4)     Si alza il livello della repressione contro chi si agita troppo nelle manifestazioni pubbliche e nei cortei, chi si mette il casco o si copre il viso, chi lancia uova razzi o altri oggetti, chi resiste a pubblico ufficiale, interrompe un pubblico servizio e simili.

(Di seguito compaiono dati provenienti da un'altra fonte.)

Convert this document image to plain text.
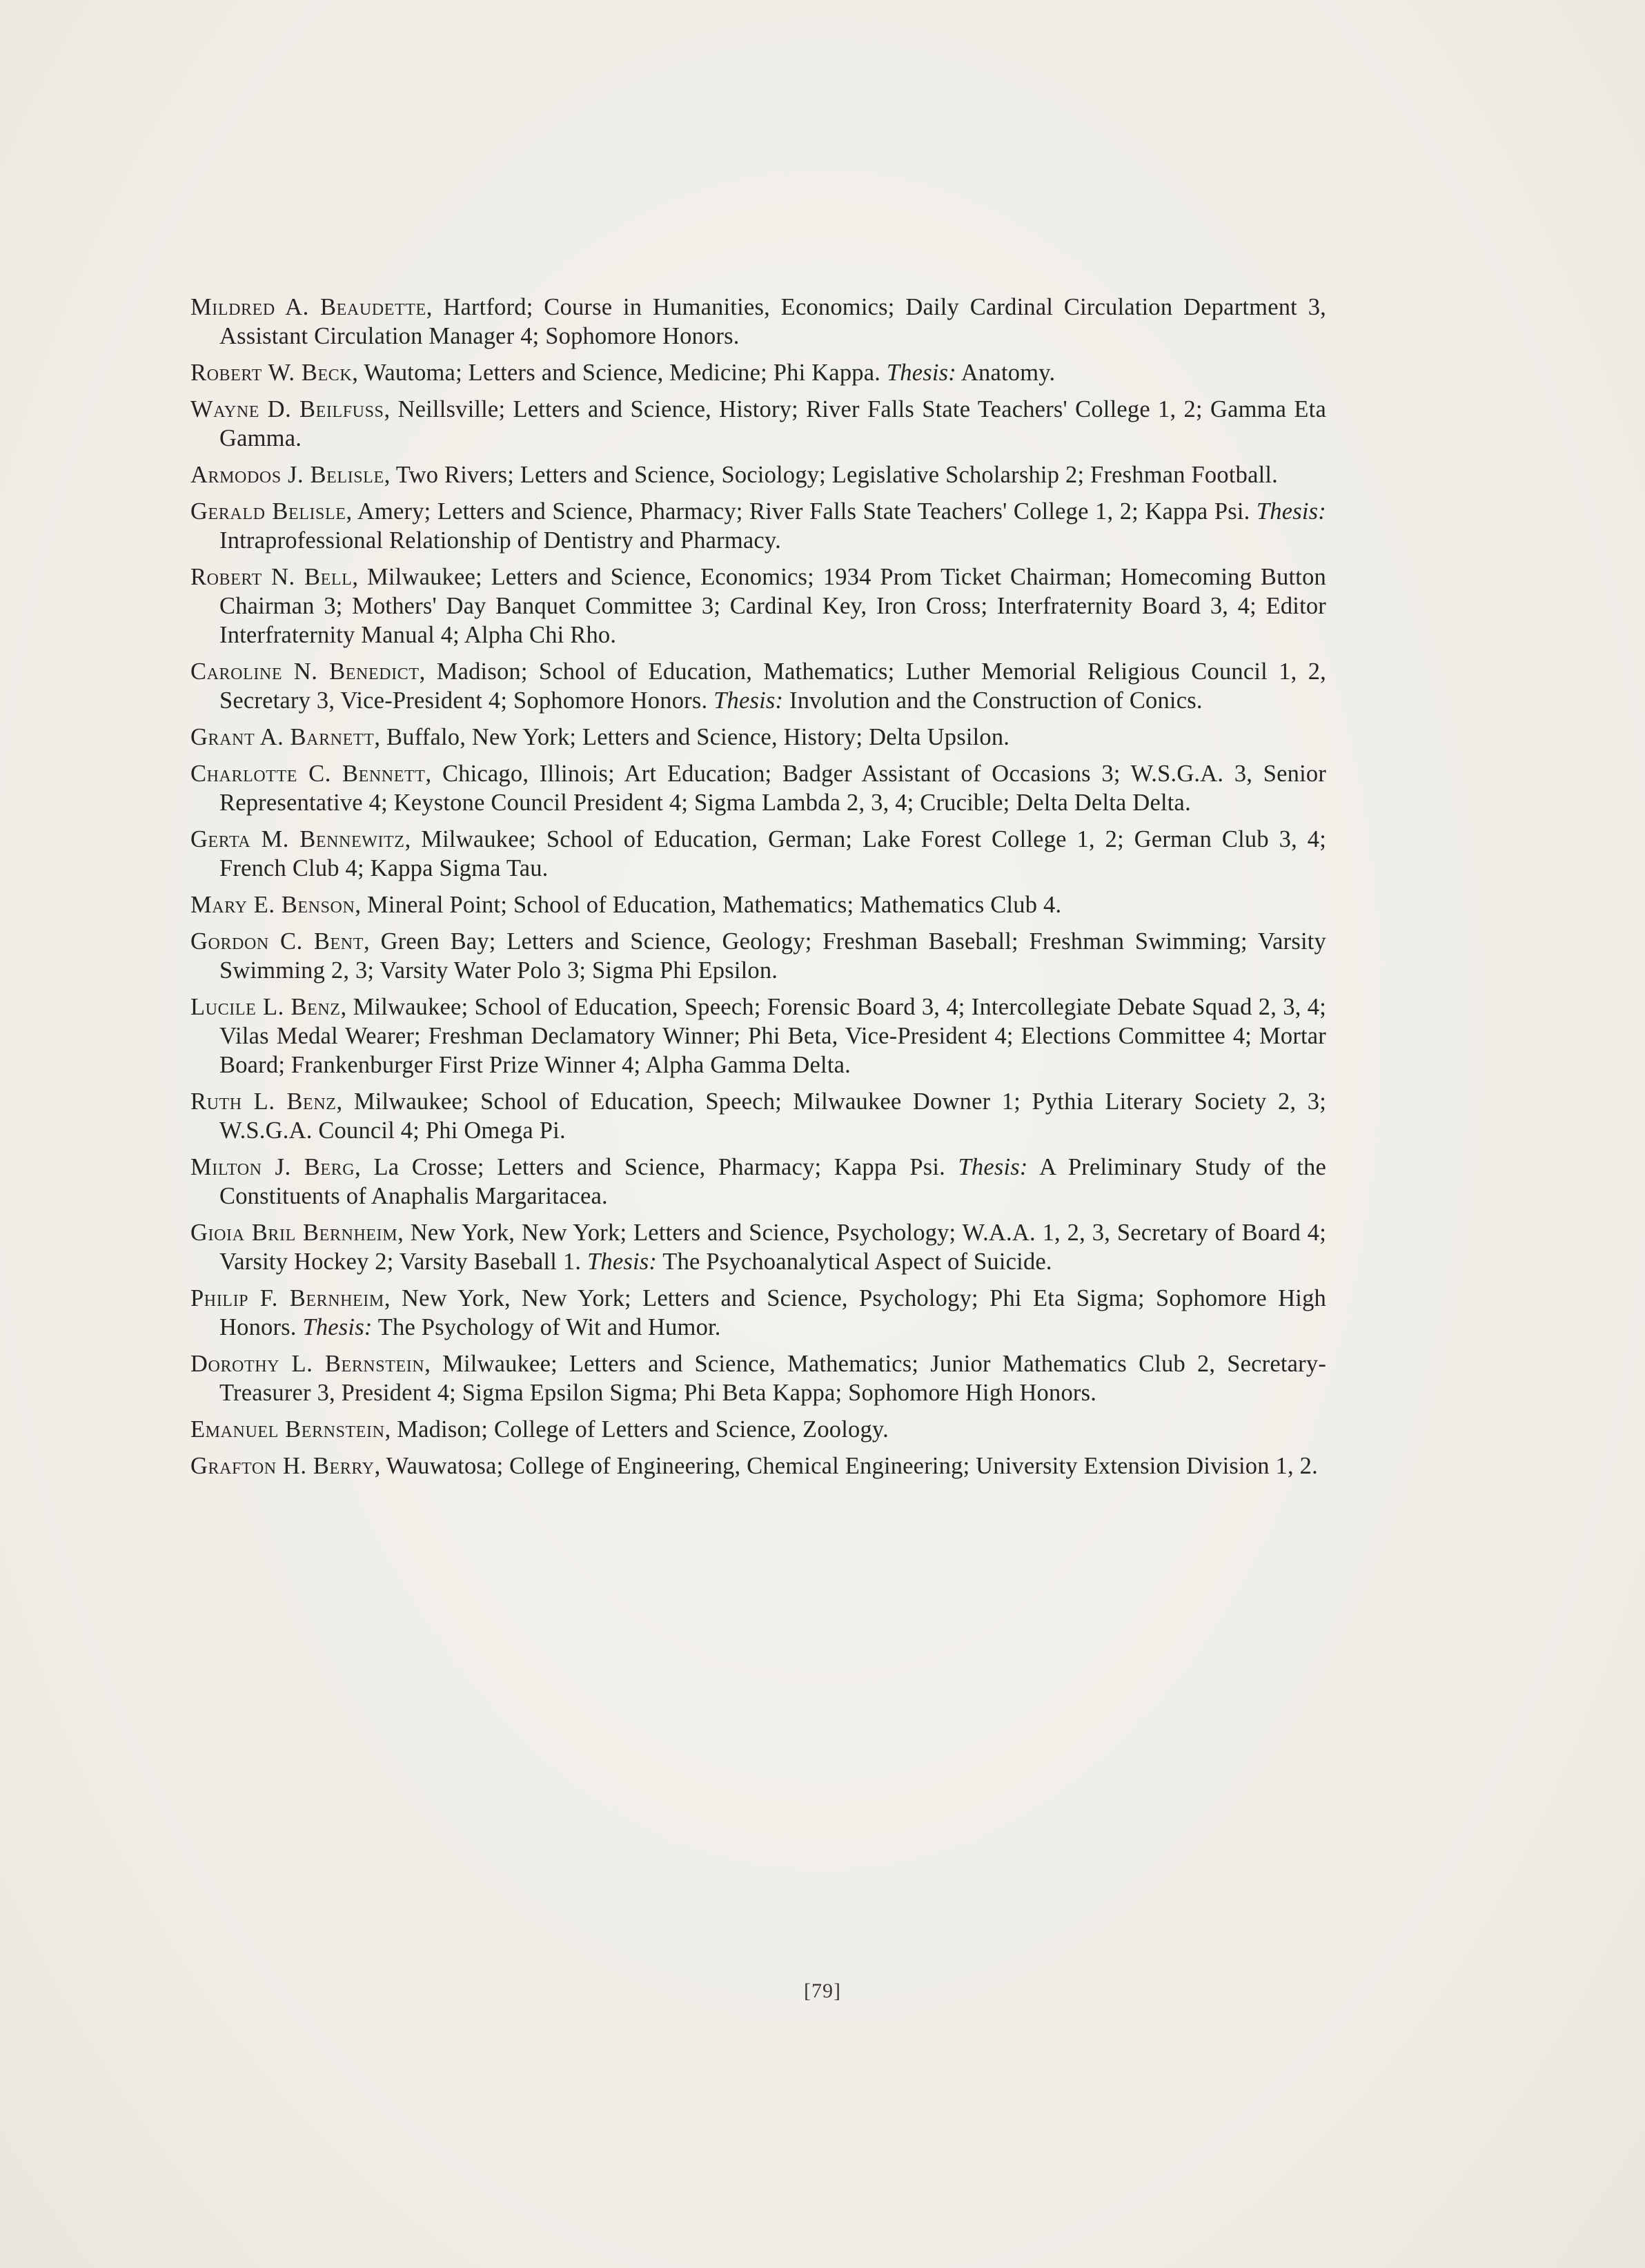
Mildred A. Beaudette, Hartford; Course in Humanities, Economics; Daily Cardinal Circulation Department 3, Assistant Circulation Manager 4; Sophomore Honors.

Robert W. Beck, Wautoma; Letters and Science, Medicine; Phi Kappa. Thesis: Anatomy.

Wayne D. Beilfuss, Neillsville; Letters and Science, History; River Falls State Teachers' College 1, 2; Gamma Eta Gamma.

Armodos J. Belisle, Two Rivers; Letters and Science, Sociology; Legislative Scholarship 2; Freshman Football.

Gerald Belisle, Amery; Letters and Science, Pharmacy; River Falls State Teachers' College 1, 2; Kappa Psi. Thesis: Intraprofessional Relationship of Dentistry and Pharmacy.

Robert N. Bell, Milwaukee; Letters and Science, Economics; 1934 Prom Ticket Chairman; Homecoming Button Chairman 3; Mothers' Day Banquet Committee 3; Cardinal Key, Iron Cross; Interfraternity Board 3, 4; Editor Interfraternity Manual 4; Alpha Chi Rho.

Caroline N. Benedict, Madison; School of Education, Mathematics; Luther Memorial Religious Council 1, 2, Secretary 3, Vice-President 4; Sophomore Honors. Thesis: Involution and the Construction of Conics.

Grant A. Barnett, Buffalo, New York; Letters and Science, History; Delta Upsilon.

Charlotte C. Bennett, Chicago, Illinois; Art Education; Badger Assistant of Occasions 3; W.S.G.A. 3, Senior Representative 4; Keystone Council President 4; Sigma Lambda 2, 3, 4; Crucible; Delta Delta Delta.

Gerta M. Bennewitz, Milwaukee; School of Education, German; Lake Forest College 1, 2; German Club 3, 4; French Club 4; Kappa Sigma Tau.

Mary E. Benson, Mineral Point; School of Education, Mathematics; Mathematics Club 4.

Gordon C. Bent, Green Bay; Letters and Science, Geology; Freshman Baseball; Freshman Swimming; Varsity Swimming 2, 3; Varsity Water Polo 3; Sigma Phi Epsilon.

Lucile L. Benz, Milwaukee; School of Education, Speech; Forensic Board 3, 4; Intercollegiate Debate Squad 2, 3, 4; Vilas Medal Wearer; Freshman Declamatory Winner; Phi Beta, Vice-President 4; Elections Committee 4; Mortar Board; Frankenburger First Prize Winner 4; Alpha Gamma Delta.

Ruth L. Benz, Milwaukee; School of Education, Speech; Milwaukee Downer 1; Pythia Literary Society 2, 3; W.S.G.A. Council 4; Phi Omega Pi.

Milton J. Berg, La Crosse; Letters and Science, Pharmacy; Kappa Psi. Thesis: A Preliminary Study of the Constituents of Anaphalis Margaritacea.

Gioia Bril Bernheim, New York, New York; Letters and Science, Psychology; W.A.A. 1, 2, 3, Secretary of Board 4; Varsity Hockey 2; Varsity Baseball 1. Thesis: The Psychoanalytical Aspect of Suicide.

Philip F. Bernheim, New York, New York; Letters and Science, Psychology; Phi Eta Sigma; Sophomore High Honors. Thesis: The Psychology of Wit and Humor.

Dorothy L. Bernstein, Milwaukee; Letters and Science, Mathematics; Junior Mathematics Club 2, Secretary-Treasurer 3, President 4; Sigma Epsilon Sigma; Phi Beta Kappa; Sophomore High Honors.

Emanuel Bernstein, Madison; College of Letters and Science, Zoology.

Grafton H. Berry, Wauwatosa; College of Engineering, Chemical Engineering; University Extension Division 1, 2.

[79]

Per dimenticanza, o per la concitazione di tante delibere in un tempo così ristretto, si è trascurato di proibire che in pubblico si leggano o si mostrino da leggere versetti del Vangelo;
5)     Si decreta, incuranti dell’ossimoro, l’arresto in flagranza di chi non è colto in flagranza ma indiziato per reati commessi in occasione di manifestazioni sportive;
6)     Si punisce la rivendita di biglietti per lo stadio anche per via telematica;
7)     Si modifica il sistema delle carriere nella polizia, potenziando in modo clientelare ricompense, premi e promozioni per meriti a discrezione dei superiori;
8)     Si impugnano diverse leggi regionali e si incassa la rinuncia di molte Regioni ai ricorsi presentati alla Corte costituzionale contro le illegittimità costituzionali del primo “decreto-sicurezza”.
In più, in quell’oretta di alacre e approfondito lavoro si sono approvati trattati internazionali, protocolli, accordi, convenzioni, pareri su contratti collettivi di lavoro, nomine, stanziamenti per i terremoti o i comuni montani, modifiche al codice della giustizia contabile, riorganizzazione degli uffici centrali del ministero dell’Interno, e quant’altro….
Di tutto ciò ben poco si viene a sapere sui giornali se non di un governo che doveva cadere e non cade, per un patto di ferro tra i contraenti.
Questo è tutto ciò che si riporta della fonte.